The following information is saved in an .ASQ file:
Connection strings for each of the 2 databases being compared (or a single
connection string if there is just one database being explored). The password(s) will
or will not be saved with the connection string(s) depending on the "Allow saving password"
checkbox in the connection dialog (see the note below).
Any schema-reading filters, telling the Diff to ignore certain schema objects
when reading these particular database(s).
[In version 1.90, no such filters are implemented yet].
A list of renaming links, if any such links exist. You can use renaming
commands to tell the Diff that, for example, table Buyers in the first database
is equivalent and should be compared to table Customers in the second one, etc.
Obviously, such associations must not disappear when you re-compare the databases,
so they are kept with the project.
The current layout of the schema tree. The Diff remembers which branches
of the tree were expanded and which were collapsed, it also keeps the last selected item.
When you re-load the comparison, the schema tree will look much the same as it
looked when you were last saving the project.
Any DataDiff settings specific to these
two databases (such as whether the server-side scripting should be used).
Complete set of table-wise and column-wise DataDiff settings for each pair
of tables you have compared in DataDiff. This includes any filter conditions,
options, lists of ignored and key columns, and so on.
Note on passwords:
If you use SQL Server-level authorization, and you want to re-run the comparison later
without having to enter the password every time, you can tell the Diff to save
password(s) with the comparison project. Obviously, there is a security risk involved,
so the program will ask you for confirmation before saving.
Although the Diff doesn't keep the password in plain-text, it doesn't use a secure
encryption either, instead applying a simple garbling algorithm.

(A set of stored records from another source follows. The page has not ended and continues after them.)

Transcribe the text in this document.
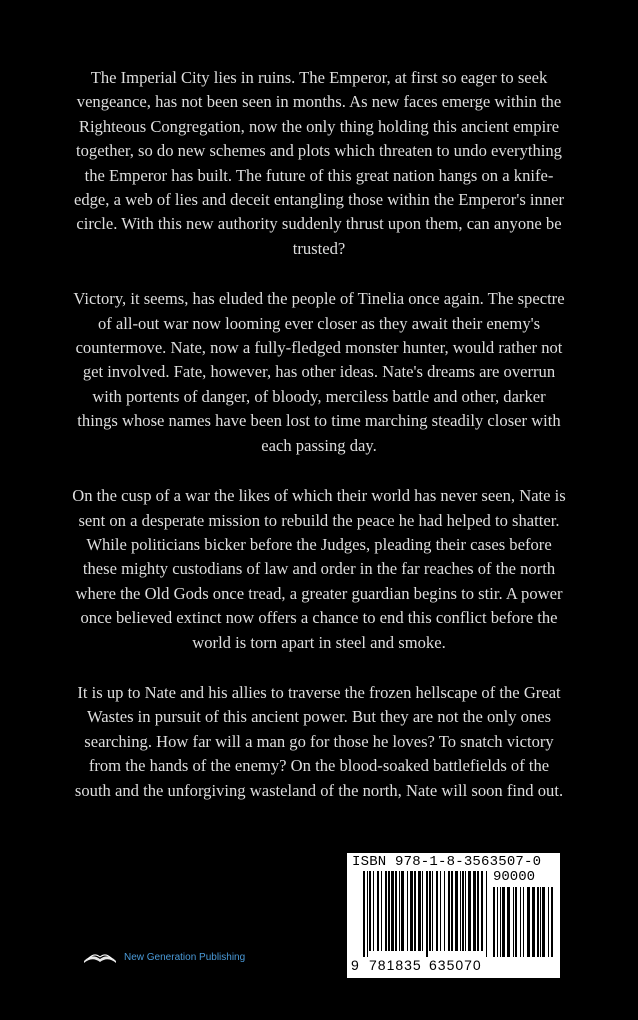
The Imperial City lies in ruins. The Emperor, at first so eager to seek vengeance, has not been seen in months. As new faces emerge within the Righteous Congregation, now the only thing holding this ancient empire together, so do new schemes and plots which threaten to undo everything the Emperor has built. The future of this great nation hangs on a knife-edge, a web of lies and deceit entangling those within the Emperor's inner circle. With this new authority suddenly thrust upon them, can anyone be trusted?

Victory, it seems, has eluded the people of Tinelia once again. The spectre of all-out war now looming ever closer as they await their enemy's countermove. Nate, now a fully-fledged monster hunter, would rather not get involved. Fate, however, has other ideas. Nate's dreams are overrun with portents of danger, of bloody, merciless battle and other, darker things whose names have been lost to time marching steadily closer with each passing day.

On the cusp of a war the likes of which their world has never seen, Nate is sent on a desperate mission to rebuild the peace he had helped to shatter. While politicians bicker before the Judges, pleading their cases before these mighty custodians of law and order in the far reaches of the north where the Old Gods once tread, a greater guardian begins to stir. A power once believed extinct now offers a chance to end this conflict before the world is torn apart in steel and smoke.

It is up to Nate and his allies to traverse the frozen hellscape of the Great Wastes in pursuit of this ancient power. But they are not the only ones searching. How far will a man go for those he loves? To snatch victory from the hands of the enemy? On the blood-soaked battlefields of the south and the unforgiving wasteland of the north, Nate will soon find out.

New Generation Publishing
ISBN 978-1-8-3563507-0
90000
9 781835 635070
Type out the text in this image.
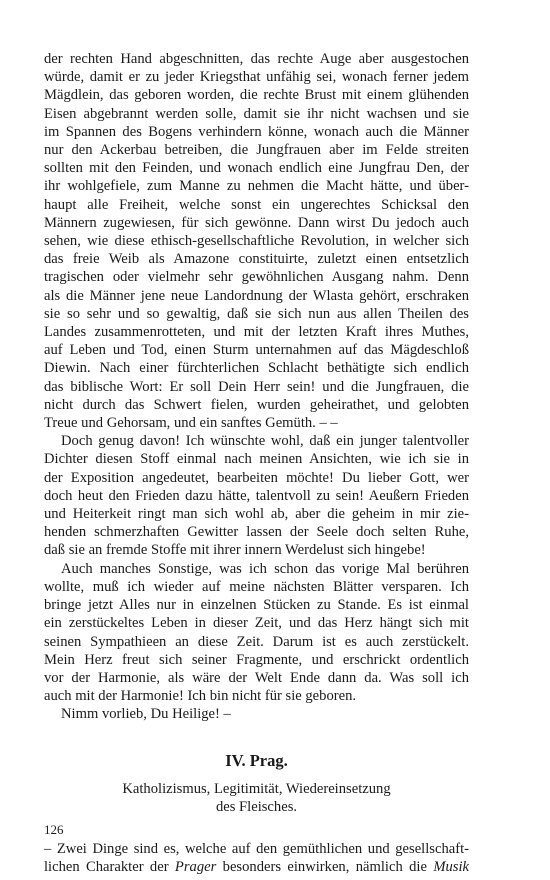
der rechten Hand abgeschnitten, das rechte Auge aber ausgestochen
würde, damit er zu jeder Kriegsthat unfähig sei, wonach ferner jedem
Mägdlein, das geboren worden, die rechte Brust mit einem glühenden
Eisen abgebrannt werden solle, damit sie ihr nicht wachsen und sie
im Spannen des Bogens verhindern könne, wonach auch die Männer
nur den Ackerbau betreiben, die Jungfrauen aber im Felde streiten
sollten mit den Feinden, und wonach endlich eine Jungfrau Den, der
ihr wohlgefiele, zum Manne zu nehmen die Macht hätte, und über-
haupt alle Freiheit, welche sonst ein ungerechtes Schicksal den
Männern zugewiesen, für sich gewönne. Dann wirst Du jedoch auch
sehen, wie diese ethisch-gesellschaftliche Revolution, in welcher sich
das freie Weib als Amazone constituirte, zuletzt einen entsetzlich
tragischen oder vielmehr sehr gewöhnlichen Ausgang nahm. Denn
als die Männer jene neue Landordnung der Wlasta gehört, erschraken
sie so sehr und so gewaltig, daß sie sich nun aus allen Theilen des
Landes zusammenrotteten, und mit der letzten Kraft ihres Muthes,
auf Leben und Tod, einen Sturm unternahmen auf das Mägdeschloß
Diewin. Nach einer fürchterlichen Schlacht bethätigte sich endlich
das biblische Wort: Er soll Dein Herr sein! und die Jungfrauen, die
nicht durch das Schwert fielen, wurden geheirathet, und gelobten
Treue und Gehorsam, und ein sanftes Gemüth. – –

Doch genug davon! Ich wünschte wohl, daß ein junger talentvoller
Dichter diesen Stoff einmal nach meinen Ansichten, wie ich sie in
der Exposition angedeutet, bearbeiten möchte! Du lieber Gott, wer
doch heut den Frieden dazu hätte, talentvoll zu sein! Aeußern Frieden
und Heiterkeit ringt man sich wohl ab, aber die geheim in mir zie-
henden schmerzhaften Gewitter lassen der Seele doch selten Ruhe,
daß sie an fremde Stoffe mit ihrer innern Werdelust sich hingebe!

Auch manches Sonstige, was ich schon das vorige Mal berühren
wollte, muß ich wieder auf meine nächsten Blätter versparen. Ich
bringe jetzt Alles nur in einzelnen Stücken zu Stande. Es ist einmal
ein zerstückeltes Leben in dieser Zeit, und das Herz hängt sich mit
seinen Sympathieen an diese Zeit. Darum ist es auch zerstückelt.
Mein Herz freut sich seiner Fragmente, und erschrickt ordentlich
vor der Harmonie, als wäre der Welt Ende dann da. Was soll ich
auch mit der Harmonie! Ich bin nicht für sie geboren.

Nimm vorlieb, Du Heilige! –

IV. Prag.

Katholizismus, Legitimität, Wiedereinsetzung
des Fleisches.

– Zwei Dinge sind es, welche auf den gemüthlichen und gesellschaft-
lichen Charakter der Prager besonders einwirken, nämlich die Musik

126
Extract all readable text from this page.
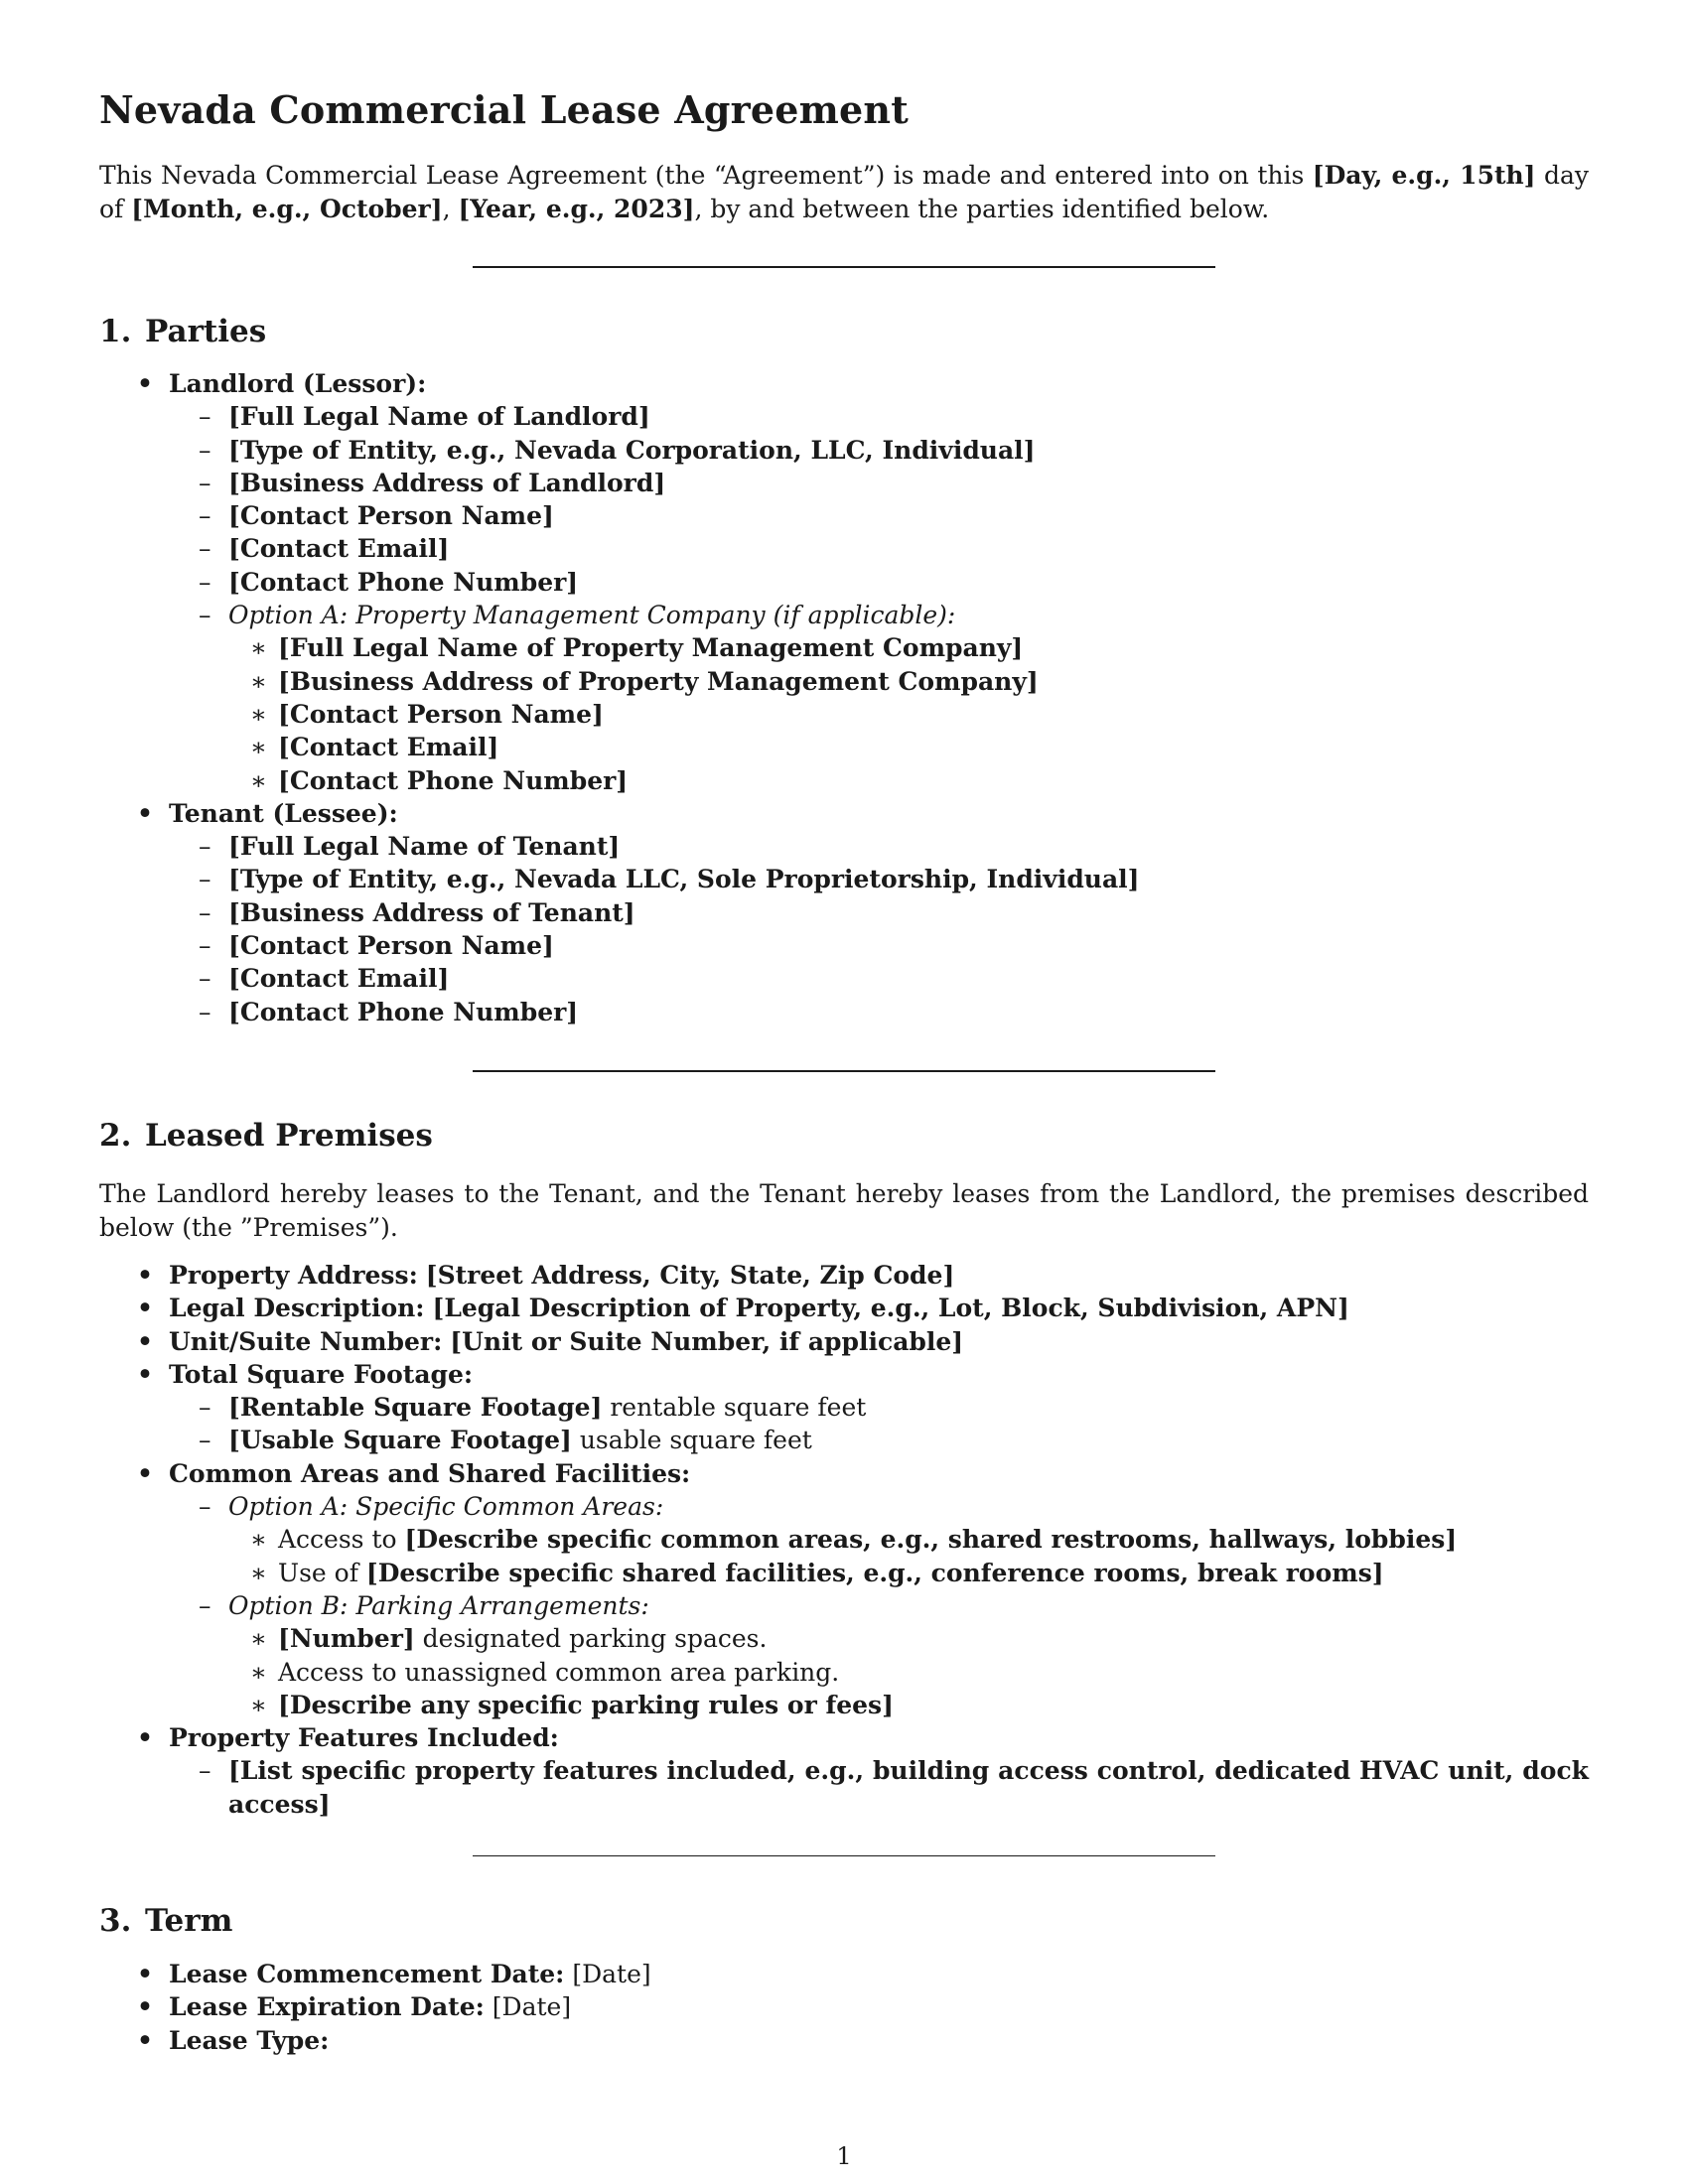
Nevada Commercial Lease Agreement

This Nevada Commercial Lease Agreement (the “Agreement”) is made and entered into on this [Day, e.g., 15th] day of [Month, e.g., October], [Year, e.g., 2023], by and between the parties identified below.

1. Parties
• Landlord (Lessor):
– [Full Legal Name of Landlord]
– [Type of Entity, e.g., Nevada Corporation, LLC, Individual]
– [Business Address of Landlord]
– [Contact Person Name]
– [Contact Email]
– [Contact Phone Number]
– Option A: Property Management Company (if applicable):
∗ [Full Legal Name of Property Management Company]
∗ [Business Address of Property Management Company]
∗ [Contact Person Name]
∗ [Contact Email]
∗ [Contact Phone Number]
• Tenant (Lessee):
– [Full Legal Name of Tenant]
– [Type of Entity, e.g., Nevada LLC, Sole Proprietorship, Individual]
– [Business Address of Tenant]
– [Contact Person Name]
– [Contact Email]
– [Contact Phone Number]
2. Leased Premises

The Landlord hereby leases to the Tenant, and the Tenant hereby leases from the Landlord, the premises described below (the ”Premises”).

• Property Address: [Street Address, City, State, Zip Code]
• Legal Description: [Legal Description of Property, e.g., Lot, Block, Subdivision, APN]
• Unit/Suite Number: [Unit or Suite Number, if applicable]
• Total Square Footage:
– [Rentable Square Footage] rentable square feet
– [Usable Square Footage] usable square feet
• Common Areas and Shared Facilities:
– Option A: Specific Common Areas:
∗ Access to [Describe specific common areas, e.g., shared restrooms, hallways, lobbies]
∗ Use of [Describe specific shared facilities, e.g., conference rooms, break rooms]
– Option B: Parking Arrangements:
∗ [Number] designated parking spaces.
∗ Access to unassigned common area parking.
∗ [Describe any specific parking rules or fees]
• Property Features Included:
– [List specific property features included, e.g., building access control, dedicated HVAC unit, dock access]
3. Term
• Lease Commencement Date: [Date]
• Lease Expiration Date: [Date]
• Lease Type:
1
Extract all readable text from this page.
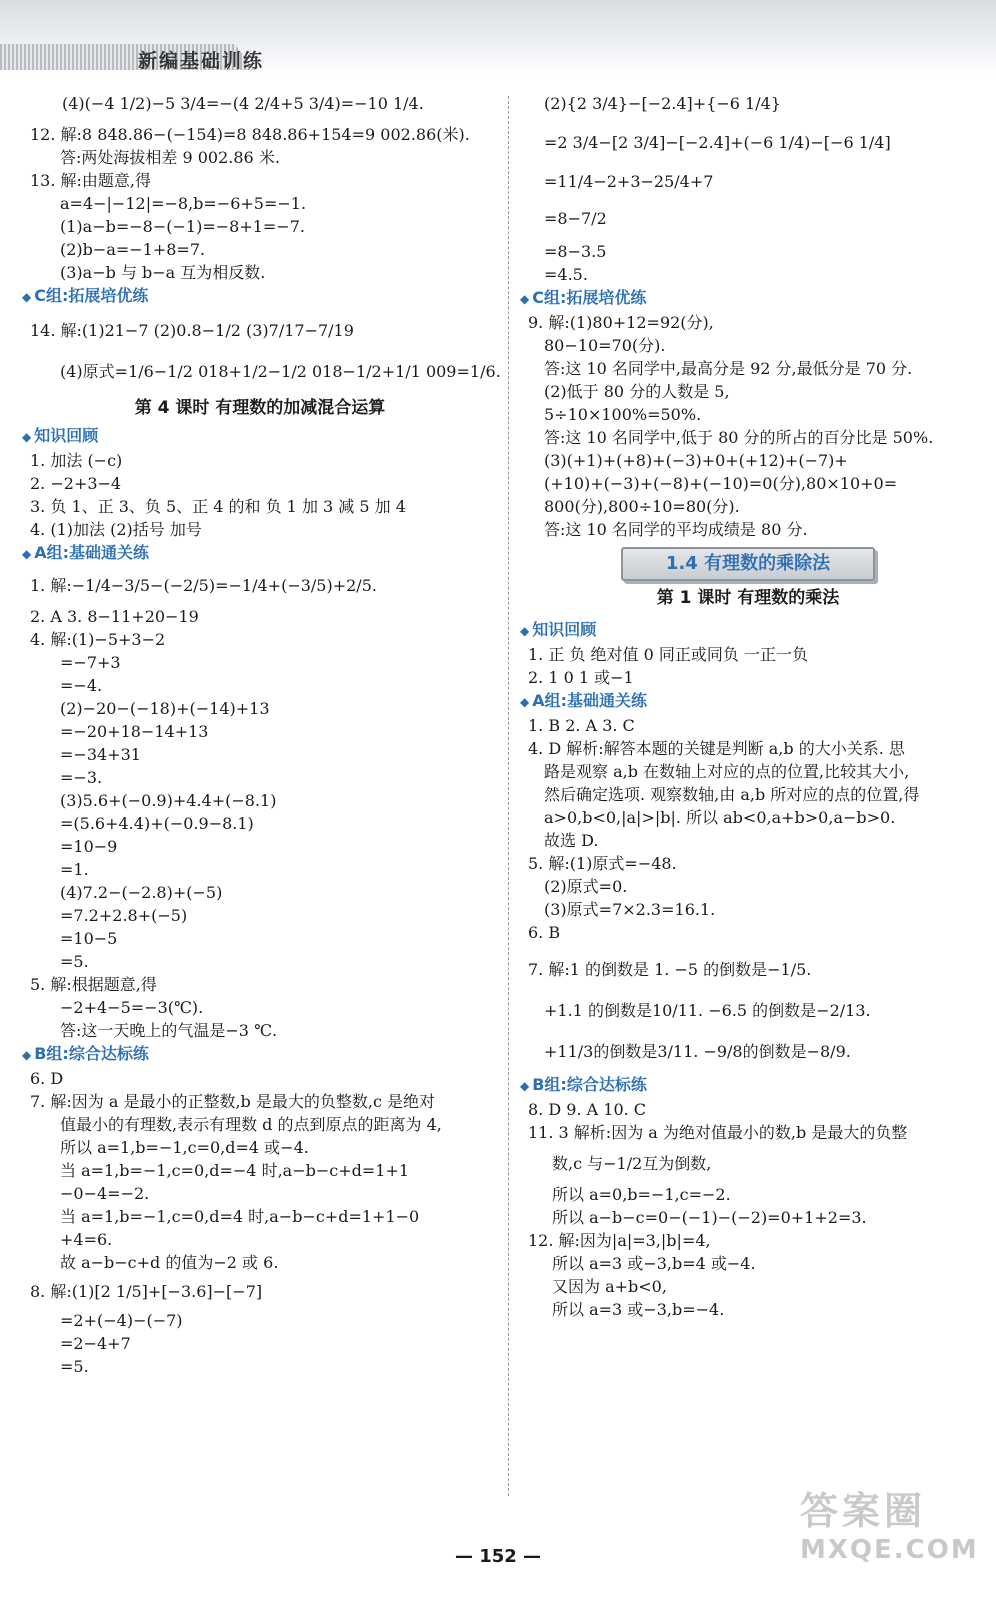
新编基础训练
(4)(−4 1/2)−5 3/4=−(4 2/4+5 3/4)=−10 1/4.
12. 解:8 848.86−(−154)=8 848.86+154=9 002.86(米).
答:两处海拔相差 9 002.86 米.
13. 解:由题意,得
a=4−|−12|=−8,b=−6+5=−1.
(1)a−b=−8−(−1)=−8+1=−7.
(2)b−a=−1+8=7.
(3)a−b 与 b−a 互为相反数.
◆ C组:拓展培优练
14. 解:(1)21−7 (2)0.8−1/2 (3)7/17−7/19
(4)原式=1/6−1/2 018+1/2−1/2 018−1/2+1/1 009=1/6.
第 4 课时 有理数的加减混合运算
◆ 知识回顾
1. 加法 (−c)
2. −2+3−4
3. 负 1、正 3、负 5、正 4 的和 负 1 加 3 减 5 加 4
4. (1)加法 (2)括号 加号
◆ A组:基础通关练
1. 解:−1/4−3/5−(−2/5)=−1/4+(−3/5)+2/5.
2. A 3. 8−11+20−19
4. 解:(1)−5+3−2
=−7+3
=−4.
(2)−20−(−18)+(−14)+13
=−20+18−14+13
=−34+31
=−3.
(3)5.6+(−0.9)+4.4+(−8.1)
=(5.6+4.4)+(−0.9−8.1)
=10−9
=1.
(4)7.2−(−2.8)+(−5)
=7.2+2.8+(−5)
=10−5
=5.
5. 解:根据题意,得
−2+4−5=−3(℃).
答:这一天晚上的气温是−3 ℃.
◆ B组:综合达标练
6. D
7. 解:因为 a 是最小的正整数,b 是最大的负整数,c 是绝对
值最小的有理数,表示有理数 d 的点到原点的距离为 4,
所以 a=1,b=−1,c=0,d=4 或−4.
当 a=1,b=−1,c=0,d=−4 时,a−b−c+d=1+1
−0−4=−2.
当 a=1,b=−1,c=0,d=4 时,a−b−c+d=1+1−0
+4=6.
故 a−b−c+d 的值为−2 或 6.
8. 解:(1)[2 1/5]+[−3.6]−[−7]
=2+(−4)−(−7)
=2−4+7
=5.
(2){2 3/4}−[−2.4]+{−6 1/4}
=2 3/4−[2 3/4]−[−2.4]+(−6 1/4)−[−6 1/4]
=11/4−2+3−25/4+7
=8−7/2
=8−3.5
=4.5.
◆ C组:拓展培优练
9. 解:(1)80+12=92(分),
80−10=70(分).
答:这 10 名同学中,最高分是 92 分,最低分是 70 分.
(2)低于 80 分的人数是 5,
5÷10×100%=50%.
答:这 10 名同学中,低于 80 分的所占的百分比是 50%.
(3)(+1)+(+8)+(−3)+0+(+12)+(−7)+
(+10)+(−3)+(−8)+(−10)=0(分),80×10+0=
800(分),800÷10=80(分).
答:这 10 名同学的平均成绩是 80 分.
1.4 有理数的乘除法
第 1 课时 有理数的乘法
◆ 知识回顾
1. 正 负 绝对值 0 同正或同负 一正一负
2. 1 0 1 或−1
◆ A组:基础通关练
1. B 2. A 3. C
4. D 解析:解答本题的关键是判断 a,b 的大小关系. 思
路是观察 a,b 在数轴上对应的点的位置,比较其大小,
然后确定选项. 观察数轴,由 a,b 所对应的点的位置,得
a>0,b<0,|a|>|b|. 所以 ab<0,a+b>0,a−b>0.
故选 D.
5. 解:(1)原式=−48.
(2)原式=0.
(3)原式=7×2.3=16.1.
6. B
7. 解:1 的倒数是 1. −5 的倒数是−1/5.
+1.1 的倒数是10/11. −6.5 的倒数是−2/13.
+11/3的倒数是3/11. −9/8的倒数是−8/9.
◆ B组:综合达标练
8. D 9. A 10. C
11. 3 解析:因为 a 为绝对值最小的数,b 是最大的负整
数,c 与−1/2互为倒数,
所以 a=0,b=−1,c=−2.
所以 a−b−c=0−(−1)−(−2)=0+1+2=3.
12. 解:因为|a|=3,|b|=4,
所以 a=3 或−3,b=4 或−4.
又因为 a+b<0,
所以 a=3 或−3,b=−4.
— 152 —
答案圈
MXQE.COM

Moreover, even without un-garbling the password, anybody can open an .ASQ file
on any machine with AdeptSQL Diff and therefore get access to your valuable databases.
Therefore, it may be much safer to either use Windows-level authorisation for your databases
(so that no passwords need ever be saved or specified at all), or not
to save the password with a comparison project.
Comparison document format. An AdeptSQL Diff comparison document is a text
file similar to an .INI file. Major pieces of information (listed above) are
[Sections] within this file, individual options are "Name=Value"
lines under their respective sections. There should be no need for you to edit
the .ASQ files manually, so no detailed description of the format is provided here.
However, in an unlikely case you do need such information, it should be easy to
find by studying a sample .ASQ file.